8-27-08 by dugan
A friend asked me today about all the investment hype and other excitement surrounding the so-called Bakken Formation oil reserves. Here’s the gist of what I told him, which might make him decide to keep the retirement fund under the mattress.
Yes, there’s a bunch of oil in the deep, deep pockets of hard rock in the Bakken formation, primarily in North Dakota, Montana and south-central Canada. But it’s really hard to get at, which is why the plains look nothing like West Texas.
In addition, the most productive technology, horizontal hydraulic fracturing, uses a lot of water (scarce enough already in that dry upper Midwest) that can’t likely be recovered for re-use. The environmental damage isn’t at the level of mining shale oil, but water is increasingly what’s most fought over.

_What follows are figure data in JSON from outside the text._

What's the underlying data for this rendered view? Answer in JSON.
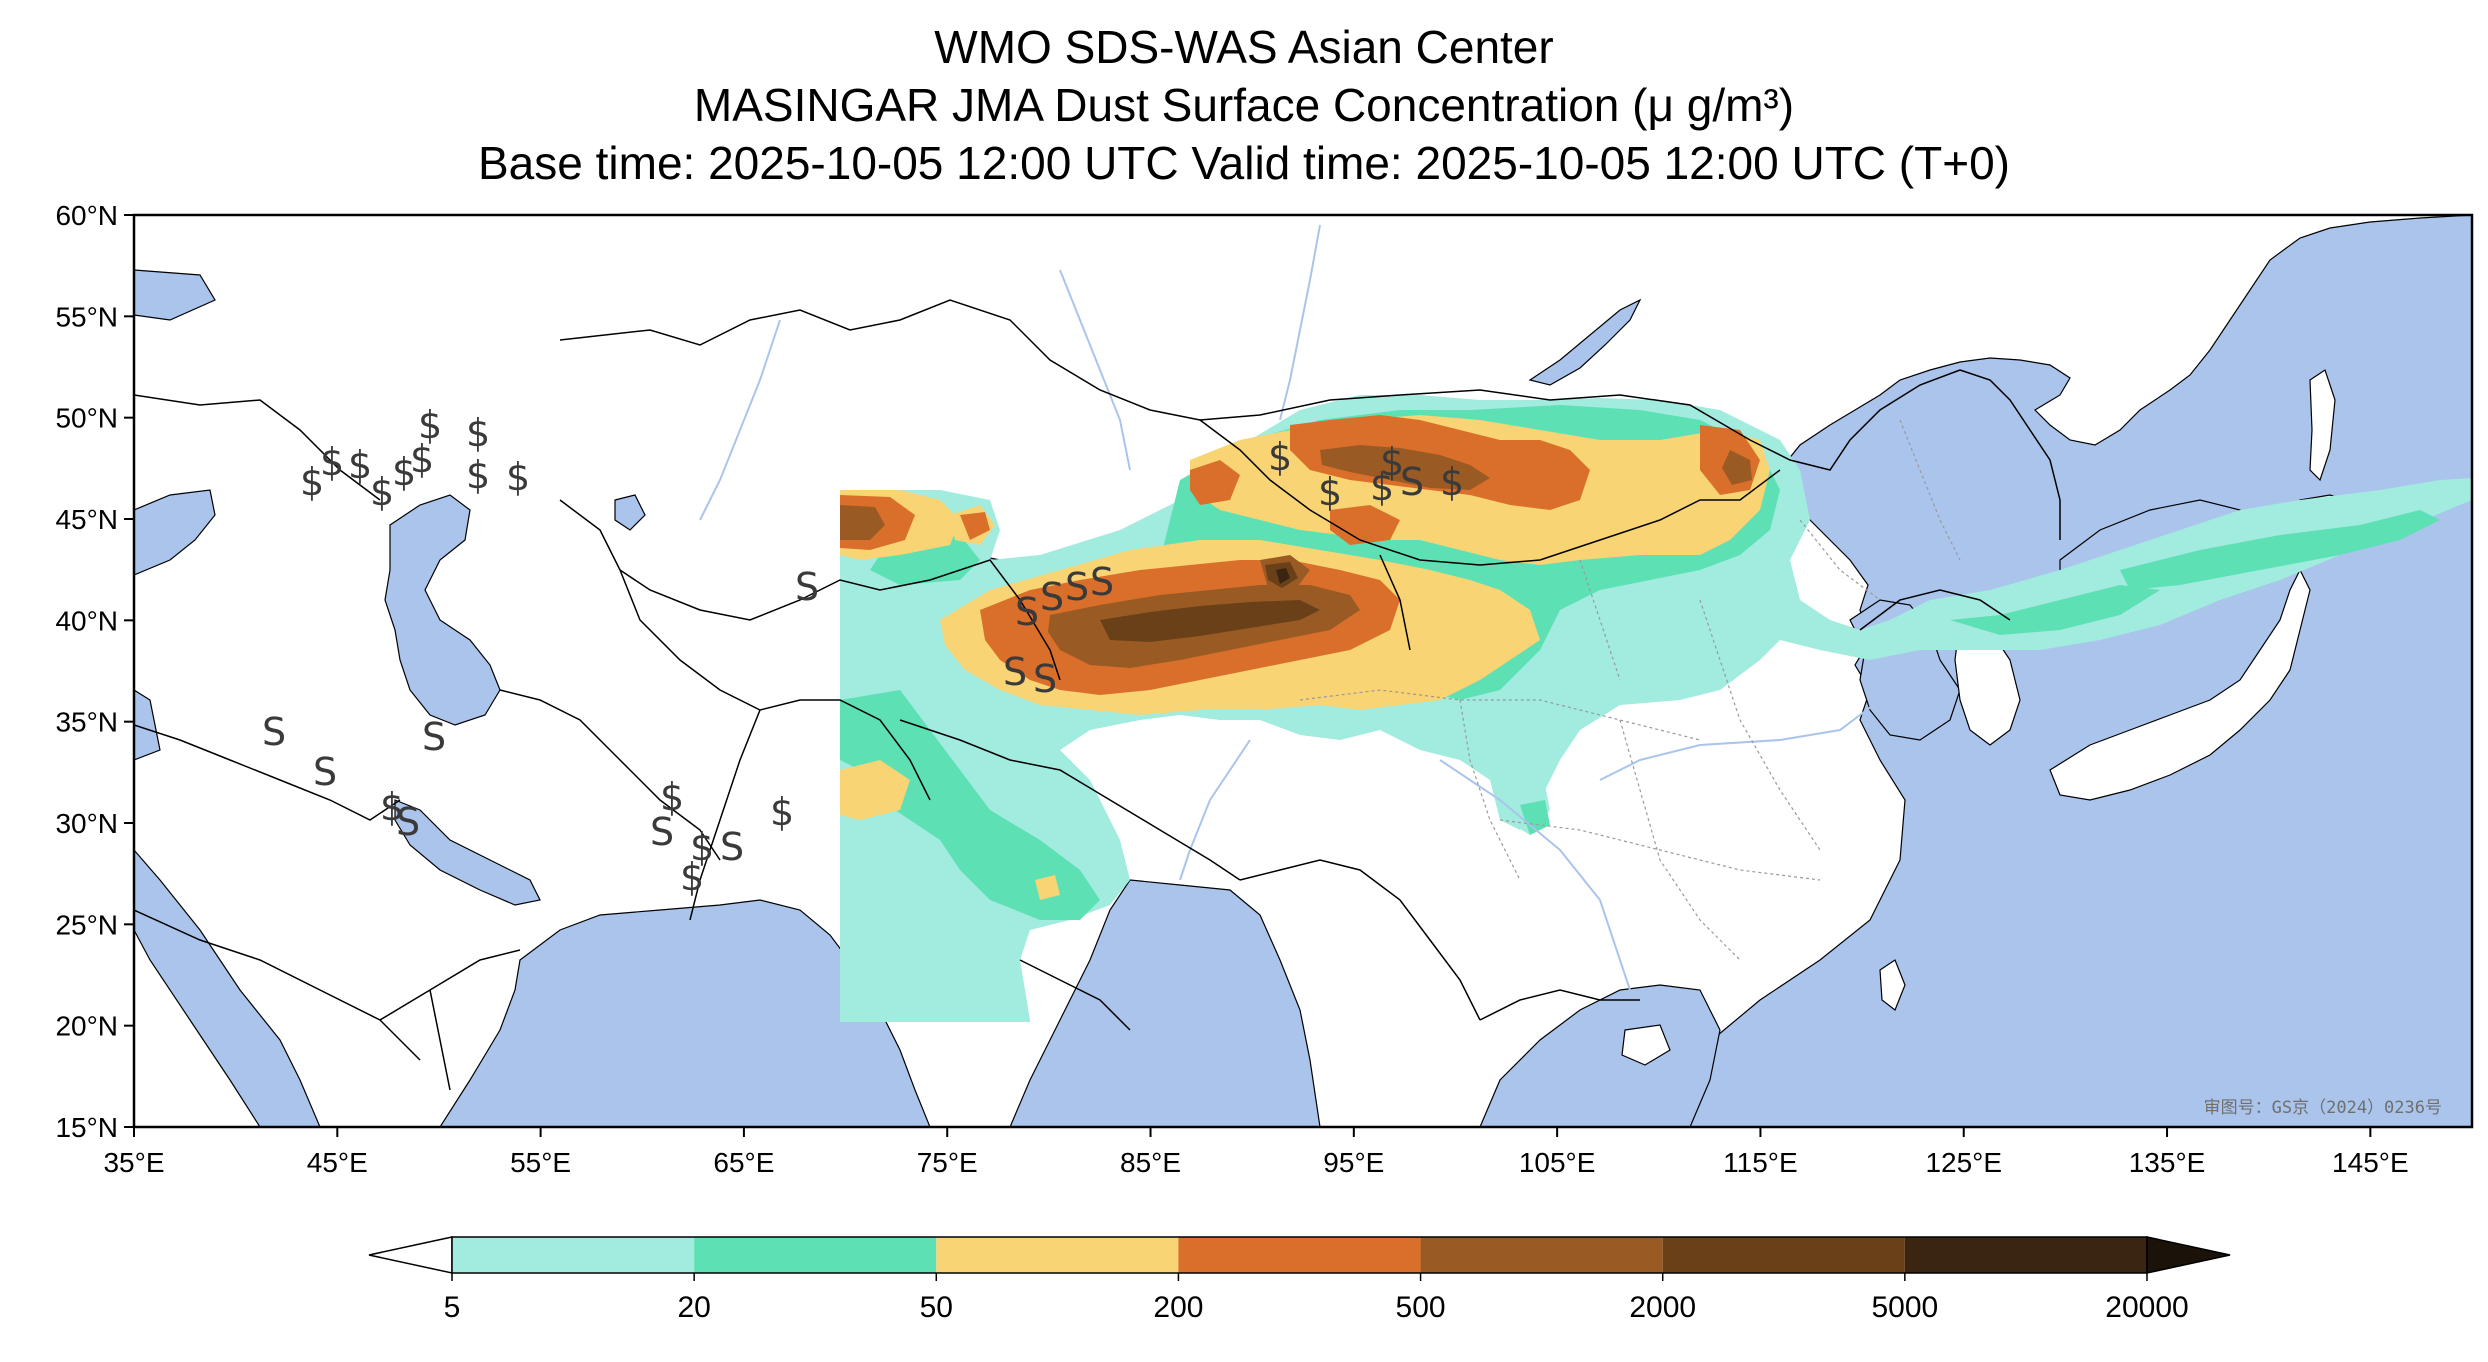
{
  "titles": {
    "line1": "WMO SDS-WAS Asian Center",
    "line2": "MASINGAR JMA Dust Surface Concentration (μ g/m³)",
    "line3": "Base time: 2025-10-05 12:00 UTC Valid time: 2025-10-05 12:00 UTC (T+0)"
  },
  "map": {
    "lon_range": [
      35,
      150
    ],
    "lat_range": [
      15,
      60
    ],
    "lon_ticks": [
      "35°E",
      "45°E",
      "55°E",
      "65°E",
      "75°E",
      "85°E",
      "95°E",
      "105°E",
      "115°E",
      "125°E",
      "135°E",
      "145°E"
    ],
    "lat_ticks": [
      "60°N",
      "55°N",
      "50°N",
      "45°N",
      "40°N",
      "35°N",
      "30°N",
      "25°N",
      "20°N",
      "15°N"
    ],
    "lon_tick_values": [
      35,
      45,
      55,
      65,
      75,
      85,
      95,
      105,
      115,
      125,
      135,
      145
    ],
    "lat_tick_values": [
      60,
      55,
      50,
      45,
      40,
      35,
      30,
      25,
      20,
      15
    ],
    "approval_stamp": "审图号：GS京（2024）0236号",
    "colors": {
      "ocean": "#aac4ec",
      "land": "#ffffff",
      "river": "#aac4ec",
      "border": "#000000"
    }
  },
  "colorbar": {
    "levels": [
      "5",
      "20",
      "50",
      "200",
      "500",
      "2000",
      "5000",
      "20000"
    ],
    "colors": [
      "#a1ebdf",
      "#5ee0b5",
      "#f8d474",
      "#da6f2c",
      "#9a5a24",
      "#6a4019",
      "#3a2511"
    ],
    "extend": "both",
    "under_color": "#ffffff",
    "over_color": "#1b120a"
  }
}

The revived Bakken excitement is due primarily to a sparse 2-page "fact sheet" and press release issued in April by the U.S. Geological Survey. Its conclusion– that up to 50% of the Bakken oil could be recoverable, a huge increase over previous assessments–raised eyebrows in science circles, though obviously not among Internet get-rich-quick schemers.

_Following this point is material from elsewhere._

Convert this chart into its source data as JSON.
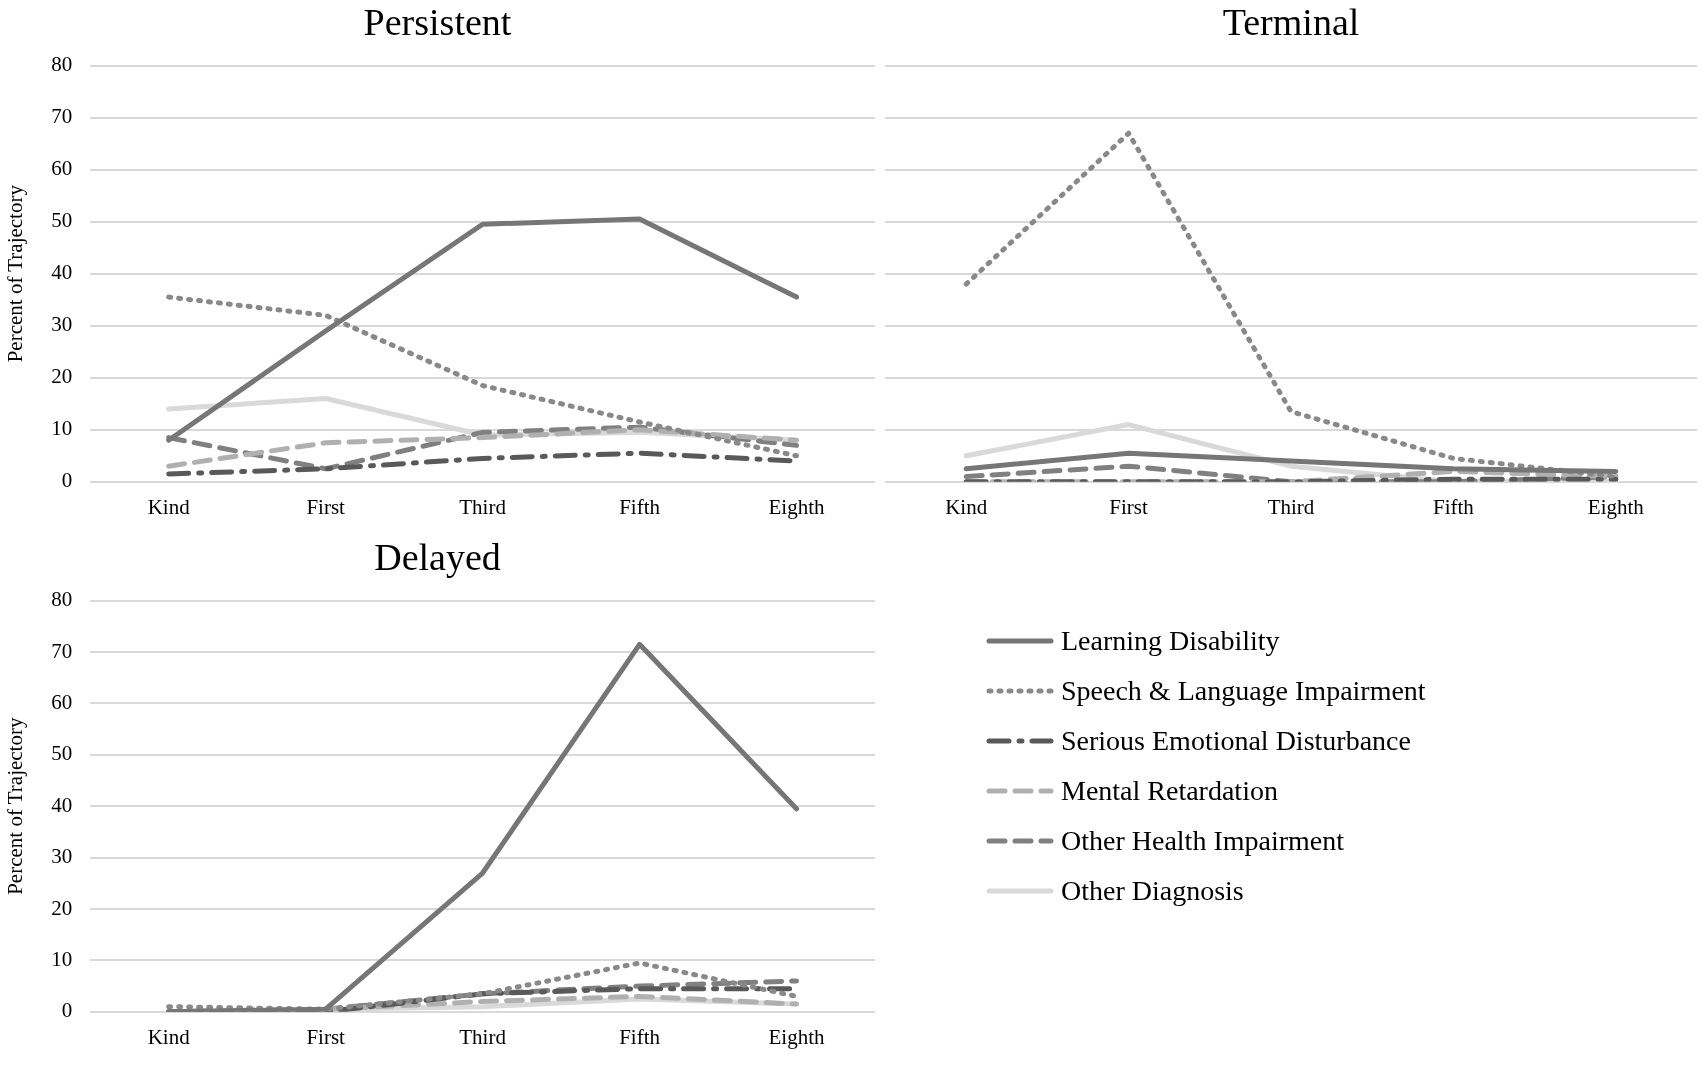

Here’s a link, from OilDrum, to a neutral discussion of Bakken recoverability, and a critique of the USGS statement.
The critique takes a close look at the lack of supporting data or reasoning in the USGS report. I can’t help smelling a political reason for the partial report–a sort of bread and circuses distraction on behalf of the "drill now, drill everywhere" crowd.

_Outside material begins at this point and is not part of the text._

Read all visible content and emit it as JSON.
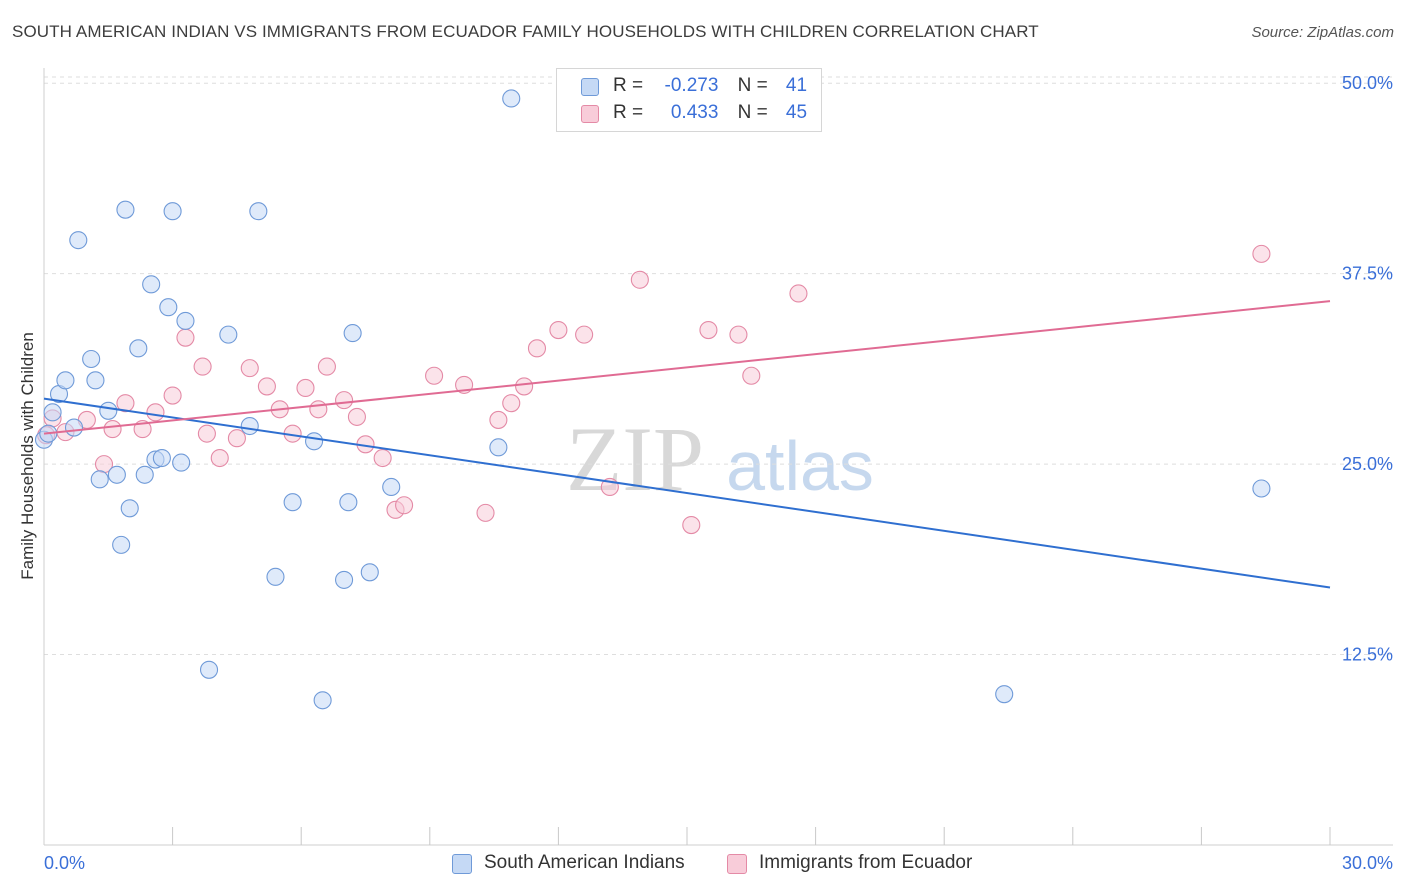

It’s worth your while to dig down to the discussion of charts 4 and 5, which get to the heart of the recoverability problems. The gist is that the rock is dense and the oil stays in the rock pocket where it was produced, rather than migrating through cracked or porous rock to big reservoirs, as in the Gulf of Mexico. That means less production from each pipe.
Bottom line: Putting down a straw, even a horizontal water-assisted straw, can bring back a big gulp of Bakken oil. But the straw doesn’t keep refilling for long.